In Part 1 of my ongoing discussion of Tilman Fertitta’s acquisition of the Houston Rockets, I looked at how the Landry’s, Inc. CEO acquired the team, as well as his rationale for doing so. The acquisition, at $2.2 billion, was the most expensive in NBA history.   

With the trade deadline having elapsed this past Thursday, certain circles of the Houston Rockets’ fan base were surprised and, at worst, extremely upset, by the Rockets’ tepid moves and emphasis on shedding player salaries, despite the team saying all season that they are “all in” on this James Harden / Chris Paul championship window.  

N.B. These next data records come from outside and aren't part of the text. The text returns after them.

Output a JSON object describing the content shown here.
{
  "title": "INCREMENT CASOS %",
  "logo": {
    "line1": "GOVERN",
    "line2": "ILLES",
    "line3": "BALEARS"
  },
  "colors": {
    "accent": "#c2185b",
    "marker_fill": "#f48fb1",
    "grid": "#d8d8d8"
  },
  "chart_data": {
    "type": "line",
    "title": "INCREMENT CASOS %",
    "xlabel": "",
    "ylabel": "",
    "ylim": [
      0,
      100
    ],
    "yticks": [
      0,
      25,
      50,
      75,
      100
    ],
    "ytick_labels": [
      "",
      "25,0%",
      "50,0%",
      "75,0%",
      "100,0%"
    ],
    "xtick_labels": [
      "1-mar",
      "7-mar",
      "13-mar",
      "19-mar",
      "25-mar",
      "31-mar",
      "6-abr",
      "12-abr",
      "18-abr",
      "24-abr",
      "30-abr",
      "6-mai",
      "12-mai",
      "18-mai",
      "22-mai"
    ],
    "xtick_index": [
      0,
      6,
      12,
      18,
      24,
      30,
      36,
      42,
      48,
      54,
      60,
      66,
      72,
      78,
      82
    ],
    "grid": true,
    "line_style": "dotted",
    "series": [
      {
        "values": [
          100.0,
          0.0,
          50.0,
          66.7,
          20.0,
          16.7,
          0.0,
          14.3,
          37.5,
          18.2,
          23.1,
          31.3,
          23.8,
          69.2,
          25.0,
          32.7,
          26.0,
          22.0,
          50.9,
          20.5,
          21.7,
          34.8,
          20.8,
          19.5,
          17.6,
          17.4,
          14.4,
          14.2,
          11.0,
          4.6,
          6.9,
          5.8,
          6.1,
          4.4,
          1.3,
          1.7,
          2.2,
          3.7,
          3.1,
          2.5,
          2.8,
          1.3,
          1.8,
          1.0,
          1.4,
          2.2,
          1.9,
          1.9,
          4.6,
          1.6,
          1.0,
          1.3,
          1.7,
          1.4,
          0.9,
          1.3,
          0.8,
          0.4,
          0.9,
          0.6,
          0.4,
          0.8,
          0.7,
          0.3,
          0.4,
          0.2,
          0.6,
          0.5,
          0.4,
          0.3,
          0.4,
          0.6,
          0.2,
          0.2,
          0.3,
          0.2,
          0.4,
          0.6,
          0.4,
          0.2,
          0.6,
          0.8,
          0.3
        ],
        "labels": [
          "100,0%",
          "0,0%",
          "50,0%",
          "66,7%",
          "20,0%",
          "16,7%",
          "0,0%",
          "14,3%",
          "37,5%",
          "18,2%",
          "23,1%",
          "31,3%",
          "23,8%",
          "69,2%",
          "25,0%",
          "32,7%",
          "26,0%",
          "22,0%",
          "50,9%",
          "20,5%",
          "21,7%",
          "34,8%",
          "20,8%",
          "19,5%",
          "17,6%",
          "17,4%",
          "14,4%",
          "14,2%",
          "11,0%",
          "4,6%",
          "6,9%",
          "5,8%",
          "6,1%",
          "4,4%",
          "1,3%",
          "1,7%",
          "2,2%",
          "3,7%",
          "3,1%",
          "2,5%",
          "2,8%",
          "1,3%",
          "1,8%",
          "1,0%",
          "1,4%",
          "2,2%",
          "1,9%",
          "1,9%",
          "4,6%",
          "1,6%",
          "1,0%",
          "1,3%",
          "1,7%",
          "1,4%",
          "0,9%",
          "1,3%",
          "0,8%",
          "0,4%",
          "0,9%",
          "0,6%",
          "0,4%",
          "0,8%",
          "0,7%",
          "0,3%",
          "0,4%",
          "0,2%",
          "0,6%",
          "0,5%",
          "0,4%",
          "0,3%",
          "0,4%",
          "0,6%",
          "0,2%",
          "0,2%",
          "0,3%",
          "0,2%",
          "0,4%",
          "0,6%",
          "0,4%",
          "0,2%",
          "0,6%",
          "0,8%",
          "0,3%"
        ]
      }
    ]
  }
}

Necessity is the mother of invention, and it was arguably [having to stay under the luxury tax] that helped hone Daryl’s unparalleled ability to identify mispriced value-add players and find advantages at the margins through statistical analysis.

Three teams in the East – the Toronto Raptors, Milwaukee Bucks and Philadelphia 76ers – all swung for the fences, acquiring top players (Marc Gasol, Nikola Mirotic and Tobias Harris, respectively) who will most likely help their new teams compete come playoff time. Separately, three non-playoff teams – the Los Angeles Clippers, New York Knicks and Dallas Mavericks – made moves to create 1-2 max player slots in preparation for the upcoming fruitful 2019 free agency class. Anthony Davis remains a New Orleans Pelican despite trade demands, but he may ultimately join Boston, New York or Los Angeles this offseason. New competitors quickly emerge in a league where the players have considerable leverage and are increasingly calling their own shots.